The EC ordered a revision of Bihar's electoral rolls, citing large-scale additions and deletions over 20 years as increasing duplicate entries. 
The EC ordered a revision of Bihar's electoral rolls, citing large-scale additions and deletions over 20 years as increasing duplicate entries. The Supreme Court on Thursday said that there was logic and practicality behind the Election Commission's move to conduct Special Intensive Revision SIR) of electoral rolls in Bihar. The top court, however, questioned the timing of the exercise.
The top court's observation came after hearing a bunch of petitions that challenged the EC's decision.
"What they are doing is a mandate under the Constitution. There is a practicality involved. They fixed the date because it was the first time after computerisation. So there is a logic," India Today quoted the SC bench as saying.

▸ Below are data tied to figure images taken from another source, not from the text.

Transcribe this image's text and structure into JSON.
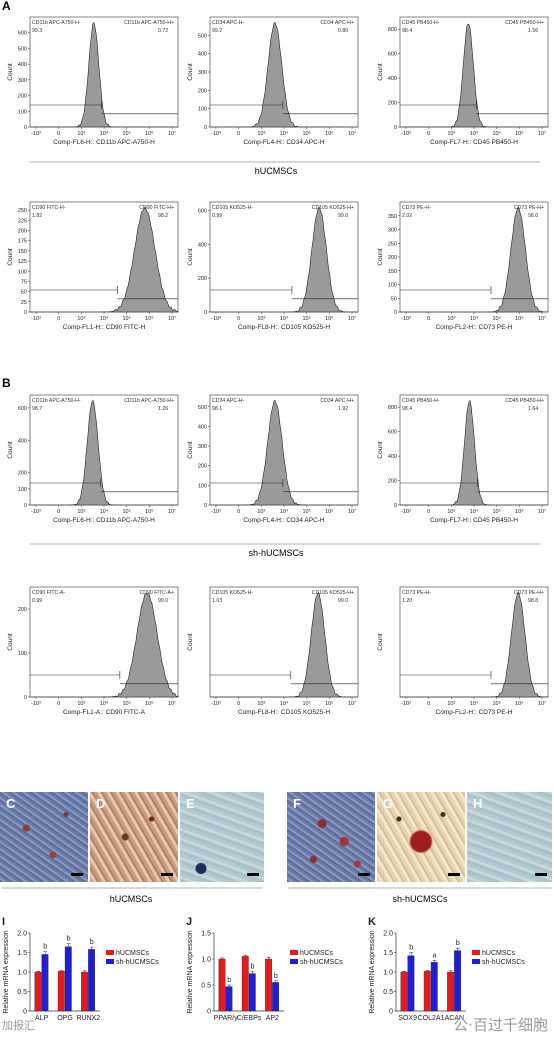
{
  "panel_letters": {
    "A": "A",
    "B": "B",
    "C": "C",
    "D": "D",
    "E": "E",
    "F": "F",
    "G": "G",
    "H": "H",
    "I": "I",
    "J": "J",
    "K": "K"
  },
  "group_labels": {
    "A": "hUCMSCs",
    "B": "sh-hUCMSCs",
    "staining_left": "hUCMSCs",
    "staining_right": "sh-hUCMSCs"
  },
  "histogram_ticks": {
    "x": [
      "-10³",
      "0",
      "10³",
      "10⁴",
      "10⁵",
      "10⁶",
      "10⁷"
    ]
  },
  "watermark": {
    "left": "加报汇",
    "right": "公·百过千细胞"
  },
  "colors": {
    "hist_fill": "#9a9a9a",
    "bar_h": "#e41a1c",
    "bar_sh": "#1f1fd6"
  },
  "chart_data": [
    {
      "type": "histogram",
      "id": "A1",
      "gate_left_label": "CD11b APC-A750-H-",
      "gate_right_label": "CD11b APC-A750-H+",
      "left_pct": "99.3",
      "right_pct": "0.72",
      "xlabel": "Comp-FL6-H:: CD11b APC-A750-H",
      "ylabel": "Count",
      "ylim": [
        0,
        700
      ],
      "yticks": [
        "0",
        "100",
        "200",
        "300",
        "400",
        "500",
        "600"
      ],
      "peak_log": 2.55,
      "width_log": 0.22
    },
    {
      "type": "histogram",
      "id": "A2",
      "gate_left_label": "CD34 APC-H-",
      "gate_right_label": "CD34 APC-H+",
      "left_pct": "99.2",
      "right_pct": "0.80",
      "xlabel": "Comp-FL4-H:: CD34 APC-H",
      "ylabel": "Count",
      "ylim": [
        0,
        600
      ],
      "yticks": [
        "0",
        "100",
        "200",
        "300",
        "400",
        "500"
      ],
      "peak_log": 2.6,
      "width_log": 0.3
    },
    {
      "type": "histogram",
      "id": "A3",
      "gate_left_label": "CD45 PB450-H-",
      "gate_right_label": "CD45 PB450-H+",
      "left_pct": "98.4",
      "right_pct": "1.56",
      "xlabel": "Comp-FL7-H:: CD45 PB450-H",
      "ylabel": "Count",
      "ylim": [
        0,
        900
      ],
      "yticks": [
        "0",
        "200",
        "400",
        "600",
        "800"
      ],
      "peak_log": 2.75,
      "width_log": 0.22
    },
    {
      "type": "histogram",
      "id": "A4",
      "gate_left_label": "CD90 FITC-H-",
      "gate_right_label": "CD90 FITC-H+",
      "left_pct": "1.82",
      "right_pct": "98.2",
      "xlabel": "Comp-FL1-H:: CD90 FITC-H",
      "ylabel": "Count",
      "ylim": [
        0,
        270
      ],
      "yticks": [
        "0",
        "25",
        "50",
        "75",
        "100",
        "125",
        "150",
        "175",
        "200",
        "225",
        "250"
      ],
      "peak_log": 4.8,
      "width_log": 0.45
    },
    {
      "type": "histogram",
      "id": "A5",
      "gate_left_label": "CD105 KO525-H-",
      "gate_right_label": "CD105 KO525-H+",
      "left_pct": "0.99",
      "right_pct": "99.0",
      "xlabel": "Comp-FL8-H:: CD105 KO525-H",
      "ylabel": "Count",
      "ylim": [
        0,
        650
      ],
      "yticks": [
        "0",
        "200",
        "400",
        "600"
      ],
      "peak_log": 4.55,
      "width_log": 0.32
    },
    {
      "type": "histogram",
      "id": "A6",
      "gate_left_label": "CD73 PE-H-",
      "gate_right_label": "CD73 PE-H+",
      "left_pct": "2.02",
      "right_pct": "98.0",
      "xlabel": "Comp-FL2-H:: CD73 PE-H",
      "ylabel": "Count",
      "ylim": [
        0,
        400
      ],
      "yticks": [
        "0",
        "50",
        "100",
        "150",
        "200",
        "250",
        "300",
        "350"
      ],
      "peak_log": 4.95,
      "width_log": 0.32
    },
    {
      "type": "histogram",
      "id": "B1",
      "gate_left_label": "CD11b APC-A750-H-",
      "gate_right_label": "CD11b APC-A750-H+",
      "left_pct": "98.7",
      "right_pct": "1.26",
      "xlabel": "Comp-FL6-H:: CD11b APC-A750-H",
      "ylabel": "Count",
      "ylim": [
        0,
        680
      ],
      "yticks": [
        "0",
        "100",
        "200",
        "400",
        "600"
      ],
      "peak_log": 2.5,
      "width_log": 0.24
    },
    {
      "type": "histogram",
      "id": "B2",
      "gate_left_label": "CD34 APC-H-",
      "gate_right_label": "CD34 APC-H+",
      "left_pct": "98.1",
      "right_pct": "1.92",
      "xlabel": "Comp-FL4-H:: CD34 APC-H",
      "ylabel": "Count",
      "ylim": [
        0,
        560
      ],
      "yticks": [
        "0",
        "100",
        "200",
        "300",
        "400",
        "500"
      ],
      "peak_log": 2.6,
      "width_log": 0.32
    },
    {
      "type": "histogram",
      "id": "B3",
      "gate_left_label": "CD45 PB450-H-",
      "gate_right_label": "CD45 PB450-H+",
      "left_pct": "98.4",
      "right_pct": "1.64",
      "xlabel": "Comp-FL7-H:: CD45 PB450-H",
      "ylabel": "Count",
      "ylim": [
        0,
        900
      ],
      "yticks": [
        "0",
        "200",
        "400",
        "600",
        "800"
      ],
      "peak_log": 2.8,
      "width_log": 0.22
    },
    {
      "type": "histogram",
      "id": "B4",
      "gate_left_label": "CD90 FITC-A-",
      "gate_right_label": "CD90 FITC-A+",
      "left_pct": "0.99",
      "right_pct": "99.0",
      "xlabel": "Comp-FL1-A:: CD90 FITC-A",
      "ylabel": "Count",
      "ylim": [
        0,
        250
      ],
      "yticks": [
        "0",
        "100",
        "200"
      ],
      "peak_log": 4.9,
      "width_log": 0.45
    },
    {
      "type": "histogram",
      "id": "B5",
      "gate_left_label": "CD105 KO525-H-",
      "gate_right_label": "CD105 KO525-H+",
      "left_pct": "1.03",
      "right_pct": "99.0",
      "xlabel": "Comp-FL8-H:: CD105 KO525-H",
      "ylabel": "Count",
      "ylim": [
        0,
        580
      ],
      "yticks": [],
      "peak_log": 4.5,
      "width_log": 0.3
    },
    {
      "type": "histogram",
      "id": "B6",
      "gate_left_label": "CD73 PE-H-",
      "gate_right_label": "CD73 PE-H+",
      "left_pct": "1.20",
      "right_pct": "98.8",
      "xlabel": "Comp-FL2-H:: CD73 PE-H",
      "ylabel": "Count",
      "ylim": [
        0,
        350
      ],
      "yticks": [],
      "peak_log": 4.95,
      "width_log": 0.3
    },
    {
      "type": "bar",
      "id": "I",
      "categories": [
        "ALP",
        "OPG",
        "RUNX2"
      ],
      "series": [
        {
          "name": "hUCMSCs",
          "values": [
            1.0,
            1.02,
            1.0
          ],
          "errors": [
            0.02,
            0.02,
            0.03
          ]
        },
        {
          "name": "sh-hUCMSCs",
          "values": [
            1.45,
            1.65,
            1.58
          ],
          "errors": [
            0.07,
            0.08,
            0.06
          ]
        }
      ],
      "sig": [
        "b",
        "b",
        "b"
      ],
      "ylabel": "Relative mRNA expression",
      "ylim": [
        0,
        2.0
      ],
      "yticks": [
        "0",
        "0.5",
        "1.0",
        "1.5",
        "2.0"
      ]
    },
    {
      "type": "bar",
      "id": "J",
      "categories": [
        "PPAR/γ",
        "C/EBPs",
        "AP2"
      ],
      "series": [
        {
          "name": "hUCMSCs",
          "values": [
            1.0,
            1.05,
            1.0
          ],
          "errors": [
            0.02,
            0.02,
            0.03
          ]
        },
        {
          "name": "sh-hUCMSCs",
          "values": [
            0.47,
            0.72,
            0.55
          ],
          "errors": [
            0.03,
            0.04,
            0.03
          ]
        }
      ],
      "sig": [
        "b",
        "b",
        "b"
      ],
      "ylabel": "Relative mRNA expression",
      "ylim": [
        0,
        1.5
      ],
      "yticks": [
        "0",
        "0.5",
        "1.0",
        "1.5"
      ]
    },
    {
      "type": "bar",
      "id": "K",
      "categories": [
        "SOX9",
        "COL2A1",
        "ACAN"
      ],
      "series": [
        {
          "name": "hUCMSCs",
          "values": [
            1.0,
            1.02,
            1.0
          ],
          "errors": [
            0.02,
            0.02,
            0.03
          ]
        },
        {
          "name": "sh-hUCMSCs",
          "values": [
            1.42,
            1.25,
            1.55
          ],
          "errors": [
            0.08,
            0.05,
            0.06
          ]
        }
      ],
      "sig": [
        "b",
        "a",
        "b"
      ],
      "ylabel": "Relative mRNA expression",
      "ylim": [
        0,
        2.0
      ],
      "yticks": [
        "0",
        "0.5",
        "1.0",
        "1.5",
        "2.0"
      ]
    }
  ]
}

The bench, comprising Justices Sudhanshu Dhulia and Joymalya Bagchi, said there was nothing wrong with cleaning the electoral rolls through SIR to see that non-citizens do not remain there.
"Your (ECI) exercise is not the problem, it is the timing," the court said.
The EC ordered a revision of Bihar's electoral rolls, citing large-scale additions and deletions over 20 years as increasing duplicate entries. Opposition parties, including Congress and RJD, criticized the exercise as arbitrary and discriminatory.
"They are saying that before 2003 the presumption of citizenship is in your favour. However, after 2003, even if you have voted in five elections, it doesn't matter whether the presumption of citizenship is not in your favour," Advocate Sankaranarayan, appearing for the petitioners, said.
A major issue has been that Aadhaar and voter identity cards were not included in the list of 11 documents that the applicants can produce during the exercise. The top court questioned the poll panel on its decision to exclude the Aadhaar card from the list.
To this, the Election Commission's counsel said that Aadhaar can't be used as a proof of citizenship. The court replied that it was a different issue and the prerogative of the Home Ministry, not the Election Commission.
The counsel said that the court could have a look at the revised voter list before it is finalised and requested that the exercise should not be halted.
"Let the revision exercise be completed. And then your lordships can look at the entire picture... We will show it before it is finalised" the ECI counsel said.